The Dodgers have been thoroughly puzzled by the problem, according to Bill Plunkett of the Orange County Register, especially since Hill breezed through Spring Training without any blister issues. Manager Dave Roberts said “everything’s on the table” when it comes to solving the mystery, including a temporary role change for the southpaw:

“Rich, to his credit, is open to anything to help us. If it’s to potentially put him in the ‘pen to pitch for a couple innings to get him back out there … that might potentially keep that situation at bay. To his credit, he’s open to it. But number one I think we’re going to give him some time away and evaluate after that.”

Roberts made those comments a couple weeks ago, and with Hill’s potential return drawing closer, it seems the Dodgers have elected not to put him in the bullpen.
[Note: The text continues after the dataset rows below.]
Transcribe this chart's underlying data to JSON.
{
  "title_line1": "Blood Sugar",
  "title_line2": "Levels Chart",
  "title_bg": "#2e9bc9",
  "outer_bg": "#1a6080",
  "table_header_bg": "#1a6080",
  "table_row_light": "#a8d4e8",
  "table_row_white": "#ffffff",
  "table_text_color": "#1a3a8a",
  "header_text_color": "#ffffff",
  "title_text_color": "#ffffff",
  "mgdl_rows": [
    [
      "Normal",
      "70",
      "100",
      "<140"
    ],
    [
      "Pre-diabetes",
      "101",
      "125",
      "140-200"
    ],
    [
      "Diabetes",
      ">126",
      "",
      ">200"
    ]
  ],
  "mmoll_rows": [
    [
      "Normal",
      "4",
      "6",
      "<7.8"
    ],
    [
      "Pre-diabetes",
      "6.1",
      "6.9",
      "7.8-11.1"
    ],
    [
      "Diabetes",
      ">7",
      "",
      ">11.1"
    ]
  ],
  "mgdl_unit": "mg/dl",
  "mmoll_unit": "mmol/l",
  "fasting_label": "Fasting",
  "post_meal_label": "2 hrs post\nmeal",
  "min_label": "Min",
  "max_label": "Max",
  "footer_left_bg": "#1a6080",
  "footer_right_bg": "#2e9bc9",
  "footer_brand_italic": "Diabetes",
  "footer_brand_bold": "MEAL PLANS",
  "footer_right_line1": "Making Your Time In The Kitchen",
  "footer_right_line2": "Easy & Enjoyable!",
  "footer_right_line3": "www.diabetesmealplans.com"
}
The L.A. Times’ Mike DiGiovanna reports that the club has set up a rehab outing for Hill next week and will keep him in the rotation when he’s ready to come back.

A journeyman through most of his 13-year big league career, Hill has plenty of experience pitching as a reliever. But it makes sense that the Dodgers want to use their $48 million investment in his intended capacity.

What makes the relentless blisters so frustrating is that the 37-year-old Hill has been absolutely dominant when able to take the mound. A real renaissance story, Hill first began to turn heads with an impressive four-start cameo for the Red Sox at the end of 2015.

He turned that into a one-year deal with the A’s, who hoped to flip him for a solid haul at the deadline. They were successful, sending Hill and Josh Reddick to the Dodgers for a package headlined by minor league righty Jharel Cotton.

Since arriving in L.A., Hill has pitched to a sparkling 2.13 ERA, 0.92 WHIP and 4.60 K/BB ratio – albeit through only eight starts and 42.1 innings. He was able to make three outings in last year’s postseason, to somewhat mixed results. Hill posted a 3.46 ERA in 13 innings overall, but didn’t pitch beyond the fifth frame in either of his first two starts.

The Dodgers took a major chance in signing Hill to a three-year contract. They bet not only that he would maintain his superior performance level, but also that he would stay healthy. So far, so good on the former. But the latter has been much more of a struggle.

As it stands, Hill should be able to take the mound in a Dodgers uniform again in early May. He might not be a guy who can provide 30 starts a season (a feat he achieved only once in his career in 2007), but the club will hope he can keep the blisters at bay well enough to give them an acceptable return on their investment.